By Gretchen Webster
WESTPORT — A full house at the Westport Library on Monday got a first look at Shonda Rhimes’s newest film, “Black Barbie,” recounting creation of the first Black doll to join the iconic line of Barbie dolls.
The documentary, produced under the banner of Rhimes’ Shondaland production company, debuted in honor of Juneteenth — the June 19 observance of the date when the Emancipation Proclamation was last enforced to free slaves in western Texas on June 19, 1865. The film will be streamed on Netflix starting Wednesday.
Among those attending the library screening, which was followed by a conversation with Rhimes, were Gov. Ned Lamont and his wife. The governor praised Rhimes for her work as creator and producer for hit television shows, including “Grey’s Anatomy,” “Scandal” and “Bridgerton,” as well as “Black Barbie,” which underscores the importance of recognition of the Black experience.
“People want to be able to look on the screen … they want to be able to see themselves in the world out there,” Lamont told the audience. “That is what ‘Black Barbie’ is all about and that is what Shonda Rhimes is all about.”
Rhimes, a Westport resident, was introduced by Harold Bailey, Jr., chairman of the TEAM Westport, the town’s multicultural advocacy committee that co-sponsored the screening.
Rhimes briefly introduced the film, which traces the history of Black dolls, culminating in the creation of Black Barbie in 1980. Along with introducing the people who worked to get a Black Barbie onto the market, the film also focuses on the importance of having toys that represent children’s differences and how children are affected when they don’t see themselves in their play.
The documentary also featured research on the connection between dolls that looked like children playing with them — and those who didn’t. Included was footage of children taking the Clark test in the 1940s, where Black children were found to prefer and assign positive characteristics to white dolls, and have negative views of Black dolls. Discussion of how that perspective negatively affected children’s self respect is also explored with several researchers and psychologists.

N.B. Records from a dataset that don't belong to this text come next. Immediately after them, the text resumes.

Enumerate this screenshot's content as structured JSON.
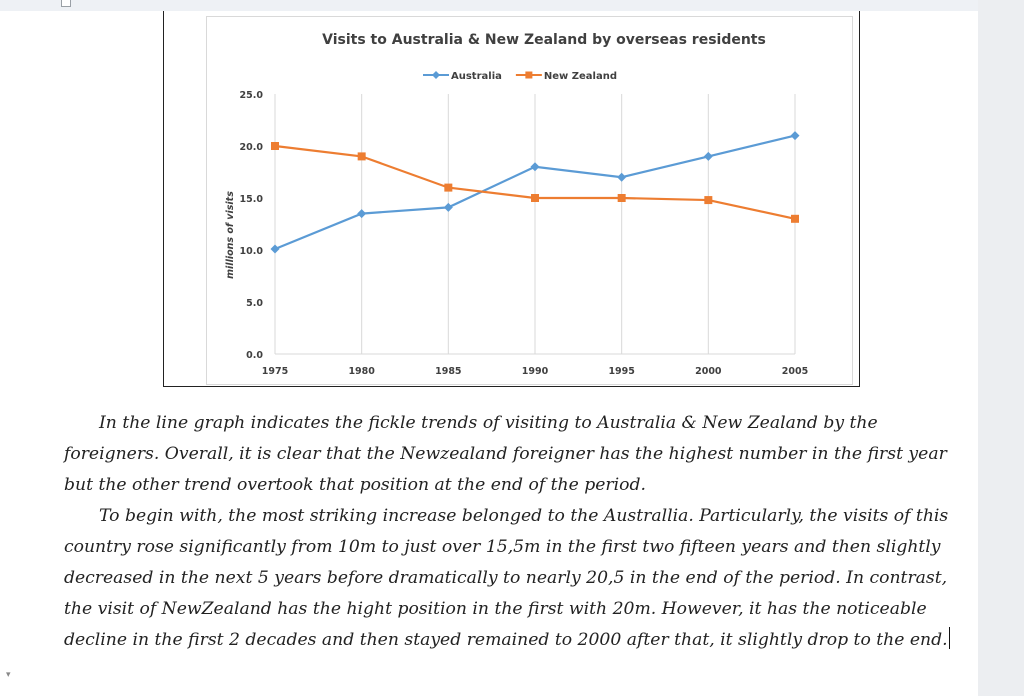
{
  "chart_data": {
    "type": "line",
    "title": "Visits to Australia & New Zealand by overseas residents",
    "ylabel": "millions of visits",
    "xlabel": "",
    "x": [
      "1975",
      "1980",
      "1985",
      "1990",
      "1995",
      "2000",
      "2005"
    ],
    "ylim": [
      0,
      25
    ],
    "yticks": [
      "0.0",
      "5.0",
      "10.0",
      "15.0",
      "20.0",
      "25.0"
    ],
    "grid": "vertical",
    "legend_position": "top",
    "series": [
      {
        "name": "Australia",
        "color": "#5b9bd5",
        "marker": "diamond",
        "values": [
          10.1,
          13.5,
          14.1,
          18.0,
          17.0,
          19.0,
          21.0
        ]
      },
      {
        "name": "New Zealand",
        "color": "#ed7d31",
        "marker": "square",
        "values": [
          20.0,
          19.0,
          16.0,
          15.0,
          15.0,
          14.8,
          13.0
        ]
      }
    ]
  },
  "essay": {
    "paragraphs": [
      "In the line graph indicates the fickle trends of visiting to Australia & New Zealand by the foreigners. Overall, it is clear that the Newzealand foreigner has the highest number in the first year but the other trend overtook that position at the end of the period.",
      "To begin with, the most striking increase belonged to the Australlia. Particularly, the visits of this country rose significantly from 10m to just over 15,5m in the first two fifteen years and then slightly decreased in the next 5 years before dramatically  to nearly 20,5 in the end of the period. In contrast, the visit of NewZealand has the hight position in the first with 20m. However, it has the noticeable decline in the first 2 decades and then stayed remained to 2000 after that, it slightly drop to the end."
    ]
  }
}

The documentary also includes recent conversations with Black children in classrooms and their reaction to dolls with their skin color. Those children had a more positive reaction to dolls that looked like them than the children in the earlier tests.
“You can’t be what you can’t see,” Rhimes said after the film screening, in conversation with Bernicestine McLeod Bailey, a TEAM Westport member whose family had a toy company. “You’ll never have the power to dream it if you can’t see it.”
When the first dolls with Black skin were introduced, they were only friends of Barbie — the classic white, blonde and slim doll created by Mattel in 1959. But the Black dolls did not officially become a “Barbie,” or play major roles in Barbie stories or movies, for many years, Rhimes pointed out in the film.
Although Mattel introduced the official Black Barbie in 1980, and many more dolls with darker skin have been made since — including a doll of Shonda Rhimes herself — “It’s not enough,” Rhimes said.
“ ‘Black Barbie’ has not gone far enough … There is so much more to be done,” she said.
Freelance writer Gretchen Webster, a Fairfield County journalist for many years, was editor of the Fairfield Minuteman and has taught journalism at New York and Southern Connecticut State universities.